Since 2019, we have been delivering a UK government funded project in Jordan incorporating delivering training facilities at multiple sites across the country. AECOM has delivered the project management, design and construction supervision services from concept through to handover. The goal was the security and stabilisation of a region impacted by multiple conflicts. The people and the culture of this country are fantastic and the place is well worth a visit.

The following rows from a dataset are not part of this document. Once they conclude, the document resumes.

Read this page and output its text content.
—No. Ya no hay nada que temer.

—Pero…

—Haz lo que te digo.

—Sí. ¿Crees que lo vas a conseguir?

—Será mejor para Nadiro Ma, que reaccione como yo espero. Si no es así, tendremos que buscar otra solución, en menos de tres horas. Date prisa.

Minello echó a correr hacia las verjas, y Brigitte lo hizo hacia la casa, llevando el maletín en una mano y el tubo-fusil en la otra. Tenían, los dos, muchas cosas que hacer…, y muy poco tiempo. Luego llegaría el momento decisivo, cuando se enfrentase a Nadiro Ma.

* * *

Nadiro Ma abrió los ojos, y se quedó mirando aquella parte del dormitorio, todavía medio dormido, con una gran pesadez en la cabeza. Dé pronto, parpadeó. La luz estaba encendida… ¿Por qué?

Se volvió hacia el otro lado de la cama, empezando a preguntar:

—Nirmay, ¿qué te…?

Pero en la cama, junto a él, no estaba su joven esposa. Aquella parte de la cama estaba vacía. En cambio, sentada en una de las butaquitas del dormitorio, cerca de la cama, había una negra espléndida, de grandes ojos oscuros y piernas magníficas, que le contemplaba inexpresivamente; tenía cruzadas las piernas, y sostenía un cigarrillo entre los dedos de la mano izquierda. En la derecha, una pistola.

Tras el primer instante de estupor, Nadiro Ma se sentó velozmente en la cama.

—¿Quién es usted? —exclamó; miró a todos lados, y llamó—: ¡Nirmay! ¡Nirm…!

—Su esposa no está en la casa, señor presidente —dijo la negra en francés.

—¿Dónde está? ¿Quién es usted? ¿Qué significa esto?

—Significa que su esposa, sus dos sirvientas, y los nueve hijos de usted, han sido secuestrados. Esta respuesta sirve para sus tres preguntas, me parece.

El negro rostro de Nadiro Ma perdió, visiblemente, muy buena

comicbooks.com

Most satisfying is that the team we built at the start of the journey has remained intact throughout, while continuing to grow, and has thrived on the challenges presented.

We have seen the project evolve from concept to the stage where some of the facilities are now in use. We have developed firm partnerships with AECOM colleagues based in the region, the client and the supply chain, and which has been built on mutual trust and commitment to delivering the client’s vision. My most memorable project moment was after a hectic week of work visiting sites all around the country, we had an opportunity to relax with an evening swim in the Dead Sea – remember not to drink the water!

Tell us a story of how your work positively impacted the community.

AECOM’s social value days have allowed me to volunteer as a local enterprise adviser (LEA) at a secondary school in the Teesside area, which is a region targeted for economic regeneration. I have been in the role since 2018 and it involves supporting the school by providing insights into our industry, potential careers, as well as supporting wider STEM initiatives.

Last year, my colleagues helped me to mentor a team from the school in a STEM competition with a ‘Levelling-Up’ theme. We worked with the children on developing the concept for a green leisure facility on the River Tees. After six months and three competition rounds, they won. We subsequently arranged for the team to pitch the idea to their local politician, the Rt Hon Matt Vickers, at the Houses of Parliament, followed by delivering their award-winning presentation to an audience at Aldgate Tower – a memorable day for all involved. If you get the chance to be an LEA, do so.

Share a piece of career advice.

You can often give yourself lots of reasons not to take an opportunity like getting that next qualification, working on a challenging project or getting involved in a wider work-related social or sporting activity. Invert the problem, look for reasons why you should, and you rarely regret it.